Numbed by the News

What does a normal person do with the really bad news that we hear and read in the newspaper or on the evening news?

We are constantly bombarded with news of death from war in Afghanistan and Syria, immigrants young and old drowning trying to reach safety, young students dying from school shootings, people dying from natural disasters and fires. How does an individual deal with all of this and still remain sane?

Dr. Robert J. Lifton dealt with this issue for years and he has come to understand how the human mind copes with these terrible atrocities. He calls it psychic numbing. When we hear about terrible events and see the suffering, it causes our mind to eventually block the ability to feel it any longer. In other words, the human spirit can only take so much bad news before it numbs itself.

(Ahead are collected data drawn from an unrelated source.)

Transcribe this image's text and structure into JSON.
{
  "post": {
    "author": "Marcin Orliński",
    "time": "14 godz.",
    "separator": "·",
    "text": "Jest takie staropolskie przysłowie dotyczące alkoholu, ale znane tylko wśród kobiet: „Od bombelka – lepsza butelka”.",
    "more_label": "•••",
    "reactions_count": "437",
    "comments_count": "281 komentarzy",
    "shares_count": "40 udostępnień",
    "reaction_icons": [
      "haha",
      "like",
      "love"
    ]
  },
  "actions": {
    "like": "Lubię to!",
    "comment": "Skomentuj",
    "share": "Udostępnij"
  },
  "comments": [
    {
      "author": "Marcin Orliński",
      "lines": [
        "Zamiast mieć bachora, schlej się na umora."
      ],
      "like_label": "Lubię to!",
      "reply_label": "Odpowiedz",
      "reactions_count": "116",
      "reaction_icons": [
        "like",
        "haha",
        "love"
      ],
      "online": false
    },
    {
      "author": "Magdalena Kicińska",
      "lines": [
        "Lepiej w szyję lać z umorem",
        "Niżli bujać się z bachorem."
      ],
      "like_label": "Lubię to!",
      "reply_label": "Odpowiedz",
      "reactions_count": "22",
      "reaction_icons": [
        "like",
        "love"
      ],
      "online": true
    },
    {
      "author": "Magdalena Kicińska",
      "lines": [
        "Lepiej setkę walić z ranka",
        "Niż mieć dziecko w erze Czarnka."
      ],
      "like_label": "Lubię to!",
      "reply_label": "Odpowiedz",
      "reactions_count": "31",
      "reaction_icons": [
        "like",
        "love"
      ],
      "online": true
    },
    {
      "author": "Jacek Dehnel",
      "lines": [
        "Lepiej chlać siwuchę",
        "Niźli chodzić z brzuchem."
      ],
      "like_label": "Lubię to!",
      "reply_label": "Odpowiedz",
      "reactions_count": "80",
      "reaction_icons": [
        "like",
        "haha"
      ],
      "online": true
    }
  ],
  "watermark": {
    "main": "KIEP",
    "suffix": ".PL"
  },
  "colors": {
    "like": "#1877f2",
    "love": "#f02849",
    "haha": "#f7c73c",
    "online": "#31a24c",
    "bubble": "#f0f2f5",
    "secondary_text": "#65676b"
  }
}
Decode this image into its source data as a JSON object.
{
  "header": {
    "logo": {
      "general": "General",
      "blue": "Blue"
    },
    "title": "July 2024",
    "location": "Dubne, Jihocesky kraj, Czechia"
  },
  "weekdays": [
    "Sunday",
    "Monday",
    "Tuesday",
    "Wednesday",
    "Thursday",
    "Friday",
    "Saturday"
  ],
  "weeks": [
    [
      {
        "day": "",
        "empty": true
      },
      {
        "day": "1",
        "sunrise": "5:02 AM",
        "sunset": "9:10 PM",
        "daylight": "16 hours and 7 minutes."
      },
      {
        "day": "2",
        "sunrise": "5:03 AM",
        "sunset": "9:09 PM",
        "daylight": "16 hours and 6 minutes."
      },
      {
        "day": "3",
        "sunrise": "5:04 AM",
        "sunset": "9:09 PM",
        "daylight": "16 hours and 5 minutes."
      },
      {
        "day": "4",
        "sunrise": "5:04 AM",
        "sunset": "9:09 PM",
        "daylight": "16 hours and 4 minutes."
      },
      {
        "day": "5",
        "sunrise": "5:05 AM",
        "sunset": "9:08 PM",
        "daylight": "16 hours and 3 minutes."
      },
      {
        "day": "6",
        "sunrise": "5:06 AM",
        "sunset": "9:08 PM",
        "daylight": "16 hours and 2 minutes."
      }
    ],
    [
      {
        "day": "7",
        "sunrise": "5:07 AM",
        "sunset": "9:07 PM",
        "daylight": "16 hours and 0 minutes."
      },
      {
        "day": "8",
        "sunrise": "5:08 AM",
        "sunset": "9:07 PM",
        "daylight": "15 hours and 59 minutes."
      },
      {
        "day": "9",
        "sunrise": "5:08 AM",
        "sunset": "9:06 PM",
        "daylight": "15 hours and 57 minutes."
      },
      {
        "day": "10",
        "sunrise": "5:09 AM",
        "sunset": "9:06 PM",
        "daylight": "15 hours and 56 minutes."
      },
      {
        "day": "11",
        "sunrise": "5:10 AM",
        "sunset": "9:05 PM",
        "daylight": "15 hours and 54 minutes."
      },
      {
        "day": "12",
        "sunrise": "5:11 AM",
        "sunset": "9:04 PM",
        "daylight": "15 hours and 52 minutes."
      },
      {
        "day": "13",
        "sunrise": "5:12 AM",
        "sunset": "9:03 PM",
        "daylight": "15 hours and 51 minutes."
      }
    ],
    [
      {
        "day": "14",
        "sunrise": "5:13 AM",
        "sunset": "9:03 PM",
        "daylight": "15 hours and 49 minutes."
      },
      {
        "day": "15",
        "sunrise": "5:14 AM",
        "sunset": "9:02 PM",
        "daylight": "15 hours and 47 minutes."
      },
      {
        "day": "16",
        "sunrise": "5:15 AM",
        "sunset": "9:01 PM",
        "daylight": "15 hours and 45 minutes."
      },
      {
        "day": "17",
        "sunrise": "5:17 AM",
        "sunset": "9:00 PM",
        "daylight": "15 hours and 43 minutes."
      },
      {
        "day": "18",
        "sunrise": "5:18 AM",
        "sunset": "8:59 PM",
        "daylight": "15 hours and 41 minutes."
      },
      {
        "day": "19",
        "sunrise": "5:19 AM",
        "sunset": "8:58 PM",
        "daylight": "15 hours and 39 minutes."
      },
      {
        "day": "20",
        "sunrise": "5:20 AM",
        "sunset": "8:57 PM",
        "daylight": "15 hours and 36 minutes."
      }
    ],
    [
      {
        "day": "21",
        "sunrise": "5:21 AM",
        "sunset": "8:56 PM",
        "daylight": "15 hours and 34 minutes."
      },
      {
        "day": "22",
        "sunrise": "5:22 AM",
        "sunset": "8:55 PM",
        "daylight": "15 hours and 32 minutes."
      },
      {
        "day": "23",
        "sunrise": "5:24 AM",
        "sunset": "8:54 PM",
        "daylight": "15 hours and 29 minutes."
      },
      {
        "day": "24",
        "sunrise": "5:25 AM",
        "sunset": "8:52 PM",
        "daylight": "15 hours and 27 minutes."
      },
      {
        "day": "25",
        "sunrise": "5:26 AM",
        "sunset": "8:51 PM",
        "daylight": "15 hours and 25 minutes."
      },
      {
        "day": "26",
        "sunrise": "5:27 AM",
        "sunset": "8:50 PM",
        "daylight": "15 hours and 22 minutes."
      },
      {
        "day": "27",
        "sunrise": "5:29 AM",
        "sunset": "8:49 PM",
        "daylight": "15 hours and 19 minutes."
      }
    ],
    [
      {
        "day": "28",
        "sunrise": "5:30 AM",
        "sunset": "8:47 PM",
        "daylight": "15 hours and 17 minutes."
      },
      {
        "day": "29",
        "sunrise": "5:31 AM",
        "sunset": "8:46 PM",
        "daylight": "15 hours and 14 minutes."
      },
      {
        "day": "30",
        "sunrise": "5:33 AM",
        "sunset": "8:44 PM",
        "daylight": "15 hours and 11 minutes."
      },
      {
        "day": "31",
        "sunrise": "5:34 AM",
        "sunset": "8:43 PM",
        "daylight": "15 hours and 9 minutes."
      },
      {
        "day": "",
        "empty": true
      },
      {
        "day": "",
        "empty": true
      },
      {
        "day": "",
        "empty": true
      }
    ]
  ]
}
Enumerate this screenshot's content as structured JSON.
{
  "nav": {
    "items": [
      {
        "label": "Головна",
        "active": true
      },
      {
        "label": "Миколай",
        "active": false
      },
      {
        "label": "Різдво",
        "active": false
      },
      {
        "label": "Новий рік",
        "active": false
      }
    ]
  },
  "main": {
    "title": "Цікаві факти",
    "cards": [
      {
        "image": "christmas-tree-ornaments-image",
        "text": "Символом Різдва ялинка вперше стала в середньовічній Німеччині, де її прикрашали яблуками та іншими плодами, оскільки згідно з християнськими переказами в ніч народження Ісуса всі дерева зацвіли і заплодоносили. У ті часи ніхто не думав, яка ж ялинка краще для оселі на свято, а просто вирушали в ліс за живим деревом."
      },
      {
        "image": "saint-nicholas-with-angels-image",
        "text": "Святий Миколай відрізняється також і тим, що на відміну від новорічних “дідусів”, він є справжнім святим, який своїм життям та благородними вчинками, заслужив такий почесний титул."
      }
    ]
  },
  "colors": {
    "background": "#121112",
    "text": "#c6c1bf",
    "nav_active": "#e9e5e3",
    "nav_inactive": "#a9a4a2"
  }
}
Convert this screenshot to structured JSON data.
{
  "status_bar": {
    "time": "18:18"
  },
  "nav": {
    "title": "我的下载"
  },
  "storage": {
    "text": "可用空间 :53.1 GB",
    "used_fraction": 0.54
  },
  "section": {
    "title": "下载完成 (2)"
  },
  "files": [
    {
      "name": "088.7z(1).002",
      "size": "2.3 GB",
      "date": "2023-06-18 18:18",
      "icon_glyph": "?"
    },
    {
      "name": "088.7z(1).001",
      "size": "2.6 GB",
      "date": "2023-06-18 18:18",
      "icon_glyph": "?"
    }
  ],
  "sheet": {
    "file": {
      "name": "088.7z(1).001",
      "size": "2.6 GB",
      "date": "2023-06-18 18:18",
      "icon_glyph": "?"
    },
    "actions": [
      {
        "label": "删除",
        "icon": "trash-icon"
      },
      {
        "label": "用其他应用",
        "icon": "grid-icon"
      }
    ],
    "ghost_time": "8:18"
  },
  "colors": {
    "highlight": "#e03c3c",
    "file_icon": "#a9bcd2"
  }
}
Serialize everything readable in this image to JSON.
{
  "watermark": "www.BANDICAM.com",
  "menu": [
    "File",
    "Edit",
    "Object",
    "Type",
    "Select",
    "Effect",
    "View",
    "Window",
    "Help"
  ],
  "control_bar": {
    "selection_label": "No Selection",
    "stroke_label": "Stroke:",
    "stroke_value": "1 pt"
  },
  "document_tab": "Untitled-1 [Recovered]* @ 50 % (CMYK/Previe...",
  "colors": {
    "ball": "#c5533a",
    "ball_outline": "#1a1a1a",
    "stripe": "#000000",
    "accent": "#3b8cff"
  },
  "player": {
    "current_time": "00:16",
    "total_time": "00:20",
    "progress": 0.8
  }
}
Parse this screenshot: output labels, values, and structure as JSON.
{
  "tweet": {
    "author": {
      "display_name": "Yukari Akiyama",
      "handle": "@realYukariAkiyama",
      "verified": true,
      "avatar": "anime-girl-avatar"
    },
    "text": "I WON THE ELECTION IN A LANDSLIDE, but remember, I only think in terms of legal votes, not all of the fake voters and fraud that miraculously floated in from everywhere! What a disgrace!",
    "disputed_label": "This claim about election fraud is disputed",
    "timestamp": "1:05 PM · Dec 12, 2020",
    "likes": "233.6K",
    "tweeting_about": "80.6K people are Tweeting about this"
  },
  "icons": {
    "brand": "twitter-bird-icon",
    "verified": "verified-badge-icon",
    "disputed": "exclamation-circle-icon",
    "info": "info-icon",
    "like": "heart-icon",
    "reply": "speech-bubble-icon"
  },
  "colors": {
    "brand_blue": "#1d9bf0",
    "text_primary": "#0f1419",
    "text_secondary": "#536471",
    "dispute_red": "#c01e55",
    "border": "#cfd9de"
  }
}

When Dr. Lifton was interviewing Japanese survivors who had been in Hiroshima when the bomb fell, he said they would describe the experience they had. ‘I saw this array of dead and dying people around me. But suddenly I simply ceased to feel anything.’ It was as though the mind shuts itself off.

We do the same with the news we hear on a daily basis. Too often those of us who are trying to better the world in so many different ways are caught up in being critically aware of the atrocities that are being committed and those who suffer the most from these atrocities. I am sure many of us cease to feel the full impact of the suffering in order to be able to cope.

As I sit and write this, the first news is coming in from New Zealand about the shooting in the mosques. I turned on the TV and was able to see the families of those who had died trying to cope with the loss. I can feel their pain and would reach out to them if I could. It is just such atrocities that we have come to deal with too often. This is why we work to make a better world.